Jetzt übernahm ein junger Leutnant, der nicht so fanatisch war, die Führung der SS-Truppen in der Stadt. Ein Glück für Warendorf!

Der folgende Ostersonntag war ruhig, die meisten Warendorfer hatten ihre wichtigste Habe auf Bollerwagen und Fahrräder gepackt und  waren in die Bauernschaften geflohen, um den Gefahren einer Beschießung zu entgehen.
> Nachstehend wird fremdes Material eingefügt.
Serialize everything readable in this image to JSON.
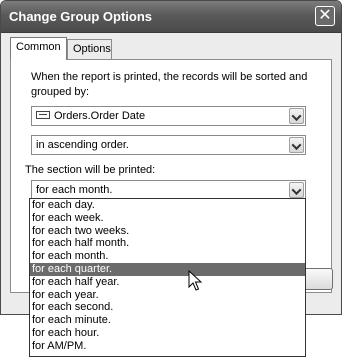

Am Ostermontag kam ein Pionierkommando nach Warendorf, das den Auftrag hatte, die Emsbrücken zu sprengen. Alles wurde für die Sprengung vorbereitet. Theodor Lepper versuchte, sie von dem Vorhaben abzubringen, was ihm aber nicht gelang. Es wird erzählt, dass in der Zwischenzeit zwei mutige Warendorfer unter den Brücken die Zündschnüre durchgeschnitten hätten. Eine heroische Tat, denn die Brücken wurden streng bewacht. Wie gefährlich eine solche Tat damals war belegt das Schicksal des versprengten Pioniers Otto Hermann aus Gelsenkirchen. Er hatte die vorgesehene Sprengung der Brücke als Blödsinn bezeichnet und war deshalb von der SS kurzerhand erschossen worden. Die Leiche des 38jährigen Soldaten legte die SS zur Abschreckung an das Kriegerdenkmal. Später wurde Otto Hermann auf dem Warendorfer Friedhof begraben.

 

 

Als der Führer des Sprengkommandos am Ostermontag gegen 11.30 Uhr das Signal zur Sprengung gab, fiel nur ein Teil der dreibogigen Emsbrücke der Detonation zum Opfer. Die Brücke an der Gartenstraße und die Teufelsbrücke kamen ohne Schaden davon. Die Sabotagemaßnahmen der mutigen Warendorfer Bürger waren erfolgreich gewesen. Trotzdem erlitt die städtische Wasserleitung und das Dachgeschoss des Hauses Wulff schwere Schäden. Fast alle Fensterscheiben der umliegenden Häuser und in der Firma Brinkhaus gingen zu Bruch.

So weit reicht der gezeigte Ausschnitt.